Un’azione legale ambientale per scuotere il governo italiano sul clima. Un gruppo di 203 soggetti tra associazioni e cittadini, coordinati dalla onlus A Sud, ha citato in giudizio l’Italia per la sua lentezza nell’intervenire sulla crisi climatica. Ci sono i Fridays for future, la Società meteorologica italiana guidata da Luca Mercalli e pure 17 minorenni. Ne parla il quotidiano Domani, spiegando che la causa è stata presentata al tribunale civile di Roma. Lo Stato italiano dovrà costituirsi in giudizio con l’avvocatura generale. La prima udienza è fissata per il 4 novembre. Non si tratta, dunque, di un’iniziativa simbolica, ma un attacco giuridico e politico alle istituzioni su cui si lavorava da tre anni. Niente finora è cambiato, neppure con il Pnrr di Mario Draghi. Anzi, il piano green del governo è il più “timido” d’Europa. Per Giudizio Universale (questo il nome dell’iniziativa), le istituzioni italiane continuano a tirarsi indietro. Dunque, si segue il modello olandese e tedesco.



La fondazione Urgenda, che aveva promosso la causa in Olanda, ha fatto da “tutor” all’iniziativa italiana. È stato il primo paese arrivato a sentenza in una causa di questo tipo. E ha avuto ragione. Così come l’hanno avuta i cittadini tedeschi secondo cui la legge sul clima del governo violava i diritti delle generazioni future, costringendo di fatto la cancelliera Angela Merkel a intervenire con una nuova legge.
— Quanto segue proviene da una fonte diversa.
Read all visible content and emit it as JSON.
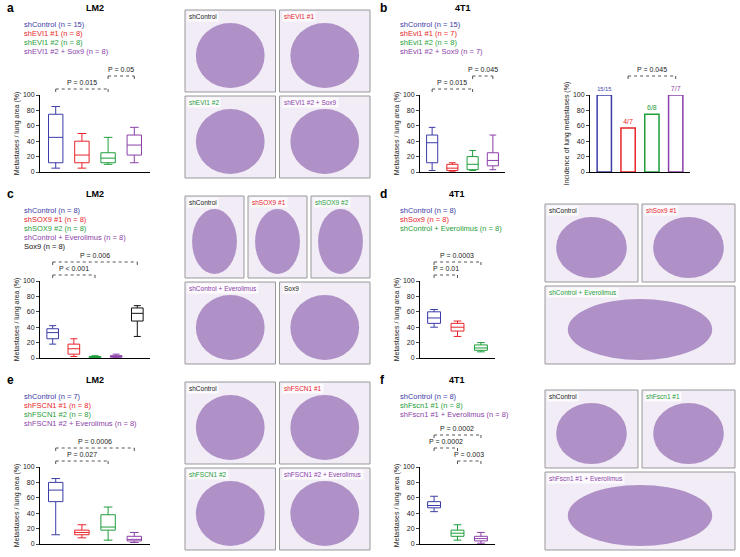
{
  "chart_data": [
    {
      "panel": "a",
      "type": "box",
      "title": "LM2",
      "ylabel": "Metastases / lung area (%)",
      "ylim": [
        0,
        100
      ],
      "yticks": [
        0,
        20,
        40,
        60,
        80,
        100
      ],
      "tick_labels": "y",
      "series": [
        {
          "name": "shControl (n = 15)",
          "color": "#3c3ca8",
          "min": 5,
          "q1": 12,
          "median": 45,
          "q3": 75,
          "max": 85
        },
        {
          "name": "shEVI1 #1 (n = 8)",
          "color": "#e8252a",
          "min": 5,
          "q1": 12,
          "median": 22,
          "q3": 40,
          "max": 50
        },
        {
          "name": "shEVI1 #2 (n = 8)",
          "color": "#1f9e3a",
          "min": 10,
          "q1": 12,
          "median": 18,
          "q3": 25,
          "max": 45
        },
        {
          "name": "shEVI1 #2 + Sox9 (n = 8)",
          "color": "#8b3fa8",
          "min": 12,
          "q1": 22,
          "median": 35,
          "q3": 48,
          "max": 58
        }
      ],
      "comparisons": [
        {
          "from": 0,
          "to": 2,
          "label": "P = 0.015"
        },
        {
          "from": 2,
          "to": 3,
          "label": "P = 0.05"
        }
      ],
      "images": [
        {
          "label": "shControl",
          "color": "#1a1a1a"
        },
        {
          "label": "shEVI1 #1",
          "color": "#e8252a"
        },
        {
          "label": "shEVI1 #2",
          "color": "#1f9e3a"
        },
        {
          "label": "shEVI1 #2 + Sox9",
          "color": "#8b3fa8"
        }
      ]
    },
    {
      "panel": "b",
      "type": "box",
      "title": "4T1",
      "ylabel": "Metastases / lung area (%)",
      "ylim": [
        0,
        100
      ],
      "yticks": [
        0,
        20,
        40,
        60,
        80,
        100
      ],
      "tick_labels": "y",
      "series": [
        {
          "name": "shControl (n = 15)",
          "color": "#3c3ca8",
          "min": 2,
          "q1": 12,
          "median": 38,
          "q3": 48,
          "max": 58
        },
        {
          "name": "shEvi1 #1 (n = 7)",
          "color": "#e8252a",
          "min": 1,
          "q1": 2,
          "median": 5,
          "q3": 10,
          "max": 12
        },
        {
          "name": "shEvi1 #2 (n = 8)",
          "color": "#1f9e3a",
          "min": 2,
          "q1": 3,
          "median": 10,
          "q3": 20,
          "max": 28
        },
        {
          "name": "shEvi1 #2 + Sox9 (n = 7)",
          "color": "#8b3fa8",
          "min": 3,
          "q1": 8,
          "median": 15,
          "q3": 25,
          "max": 48
        }
      ],
      "comparisons": [
        {
          "from": 0,
          "to": 2,
          "label": "P = 0.015"
        },
        {
          "from": 2,
          "to": 3,
          "label": "P = 0.045"
        }
      ]
    },
    {
      "type": "bar",
      "ylabel": "Incidence of lung metastases (%)",
      "ylim": [
        0,
        100
      ],
      "yticks": [
        0,
        20,
        40,
        60,
        80,
        100
      ],
      "tick_labels": "y",
      "values": [
        100,
        57.1,
        75,
        100
      ],
      "value_labels": [
        "15/15",
        "4/7",
        "6/8",
        "7/7"
      ],
      "colors": [
        "#3c3ca8",
        "#e8252a",
        "#1f9e3a",
        "#8b3fa8"
      ],
      "comparisons": [
        {
          "from": 1,
          "to": 3,
          "label": "P = 0.045"
        }
      ]
    },
    {
      "panel": "c",
      "type": "box",
      "title": "LM2",
      "ylabel": "Metastases / lung area (%)",
      "ylim": [
        0,
        100
      ],
      "yticks": [
        0,
        20,
        40,
        60,
        80,
        100
      ],
      "tick_labels": "y",
      "series": [
        {
          "name": "shControl (n = 8)",
          "color": "#3c3ca8",
          "min": 18,
          "q1": 25,
          "median": 33,
          "q3": 38,
          "max": 42
        },
        {
          "name": "shSOX9 #1 (n = 8)",
          "color": "#e8252a",
          "min": 2,
          "q1": 5,
          "median": 12,
          "q3": 18,
          "max": 25
        },
        {
          "name": "shSOX9 #2 (n = 8)",
          "color": "#1f9e3a",
          "min": 0,
          "q1": 0.5,
          "median": 1,
          "q3": 2,
          "max": 3
        },
        {
          "name": "shControl + Everolimus (n = 8)",
          "color": "#8b3fa8",
          "min": 0,
          "q1": 1,
          "median": 2,
          "q3": 3,
          "max": 5
        },
        {
          "name": "Sox9 (n = 8)",
          "color": "#111111",
          "min": 28,
          "q1": 48,
          "median": 58,
          "q3": 65,
          "max": 68
        }
      ],
      "comparisons": [
        {
          "from": 0,
          "to": 2,
          "label": "P < 0.001"
        },
        {
          "from": 0,
          "to": 4,
          "label": "P = 0.006"
        }
      ],
      "images": [
        {
          "label": "shControl",
          "color": "#1a1a1a"
        },
        {
          "label": "shSOX9 #1",
          "color": "#e8252a"
        },
        {
          "label": "shSOX9 #2",
          "color": "#1f9e3a"
        },
        {
          "label": "shControl + Everolimus",
          "color": "#8b3fa8"
        },
        {
          "label": "Sox9",
          "color": "#1a1a1a"
        }
      ]
    },
    {
      "panel": "d",
      "type": "box",
      "title": "4T1",
      "ylabel": "Metastases / lung area (%)",
      "ylim": [
        0,
        100
      ],
      "yticks": [
        0,
        20,
        40,
        60,
        80,
        100
      ],
      "tick_labels": "y",
      "series": [
        {
          "name": "shControl (n = 8)",
          "color": "#3c3ca8",
          "min": 40,
          "q1": 45,
          "median": 52,
          "q3": 60,
          "max": 63
        },
        {
          "name": "shSox9 (n = 8)",
          "color": "#e8252a",
          "min": 28,
          "q1": 35,
          "median": 40,
          "q3": 45,
          "max": 48
        },
        {
          "name": "shControl + Everolimus (n = 8)",
          "color": "#1f9e3a",
          "min": 8,
          "q1": 10,
          "median": 13,
          "q3": 17,
          "max": 20
        }
      ],
      "comparisons": [
        {
          "from": 0,
          "to": 1,
          "label": "P = 0.01"
        },
        {
          "from": 0,
          "to": 2,
          "label": "P = 0.0003"
        }
      ],
      "images": [
        {
          "label": "shControl",
          "color": "#1a1a1a"
        },
        {
          "label": "shSox9 #1",
          "color": "#e8252a"
        },
        {
          "label": "shControl + Everolimus",
          "color": "#1f9e3a"
        }
      ]
    },
    {
      "panel": "e",
      "type": "box",
      "title": "LM2",
      "ylabel": "Metastases / lung area (%)",
      "ylim": [
        0,
        100
      ],
      "yticks": [
        0,
        20,
        40,
        60,
        80,
        100
      ],
      "tick_labels": "y",
      "series": [
        {
          "name": "shControl (n = 7)",
          "color": "#3c3ca8",
          "min": 12,
          "q1": 55,
          "median": 70,
          "q3": 80,
          "max": 85
        },
        {
          "name": "shFSCN1 #1 (n = 8)",
          "color": "#e8252a",
          "min": 8,
          "q1": 12,
          "median": 15,
          "q3": 18,
          "max": 25
        },
        {
          "name": "shFSCN1 #2 (n = 8)",
          "color": "#1f9e3a",
          "min": 5,
          "q1": 18,
          "median": 22,
          "q3": 38,
          "max": 48
        },
        {
          "name": "shFSCN1 #2 + Everolimus (n = 8)",
          "color": "#8b3fa8",
          "min": 2,
          "q1": 4,
          "median": 6,
          "q3": 10,
          "max": 15
        }
      ],
      "comparisons": [
        {
          "from": 0,
          "to": 2,
          "label": "P = 0.027"
        },
        {
          "from": 0,
          "to": 3,
          "label": "P = 0.0006"
        }
      ],
      "images": [
        {
          "label": "shControl",
          "color": "#1a1a1a"
        },
        {
          "label": "shFSCN1 #1",
          "color": "#e8252a"
        },
        {
          "label": "shFSCN1 #2",
          "color": "#1f9e3a"
        },
        {
          "label": "shFSCN1 #2 + Everolimus",
          "color": "#8b3fa8"
        }
      ]
    },
    {
      "panel": "f",
      "type": "box",
      "title": "4T1",
      "ylabel": "Metastases / lung area (%)",
      "ylim": [
        0,
        100
      ],
      "yticks": [
        0,
        20,
        40,
        60,
        80,
        100
      ],
      "tick_labels": "y",
      "series": [
        {
          "name": "shControl (n = 8)",
          "color": "#3c3ca8",
          "min": 42,
          "q1": 47,
          "median": 50,
          "q3": 55,
          "max": 62
        },
        {
          "name": "shFscn1 #1 (n = 8)",
          "color": "#1f9e3a",
          "min": 5,
          "q1": 10,
          "median": 14,
          "q3": 18,
          "max": 25
        },
        {
          "name": "shFscn1 #1 + Everolimus (n = 8)",
          "color": "#8b3fa8",
          "min": 1,
          "q1": 4,
          "median": 7,
          "q3": 10,
          "max": 15
        }
      ],
      "comparisons": [
        {
          "from": 1,
          "to": 2,
          "label": "P = 0.003"
        },
        {
          "from": 0,
          "to": 1,
          "label": "P = 0.0002"
        },
        {
          "from": 0,
          "to": 2,
          "label": "P = 0.0002"
        }
      ],
      "images": [
        {
          "label": "shControl",
          "color": "#1a1a1a"
        },
        {
          "label": "shFscn1 #1",
          "color": "#1f9e3a"
        },
        {
          "label": "shFscn1 #1 + Everolimus",
          "color": "#8b3fa8"
        }
      ]
    }
  ]
}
CAUSA CONTRO STATO ITALIANO “TAGLI EMISSIONI RADICALI”

Con questa causa ambientale non si vuole ottenere un risarcimento. Si chiede al giudice di dichiarare lo Stato italiano inadempiente sul clima e di imporgli una riduzione delle emissioni più radicale di quella in atto. Stando a quanto riportato da Domani, l’obiettivo è ottenere un taglio del 92% rispetto ai livelli del 1990, da raggiungere entro il 2030. Il problema, però, è che la giustizia italiana è lenta. “Ci aspettiamo che il giudizio in primo grado termini dopo due o tre anni, altri due se viene fatto appello, il ricorso per Cassazione può prendersi fino a quattro anni”, ha dichiarato Luca Saltalamacchia, avvocato del team legale di tale iniziativa. Quindi, si rischia di arrivare ad una sentenza definitiva non prima del 2028, a due anni dalla soglia del 2030. La sensazione è che questa causa ambientale sia più utile come strumento per mettere pressione al governo.



Tra i firmatari dell’azione legale non c’è Greenpeace, che ha scelto una strada diversa ma esprime vicinanza. “In Italia la politica dipende da alcune grandi aziende, è qui che la trasformazione trova resistenze e lo vediamo nel Recovery plan, al quale mancano solo nomi e cognomi per essere cucito su misura per loro”, l’analisi amara del direttore Giuseppe Onufrio.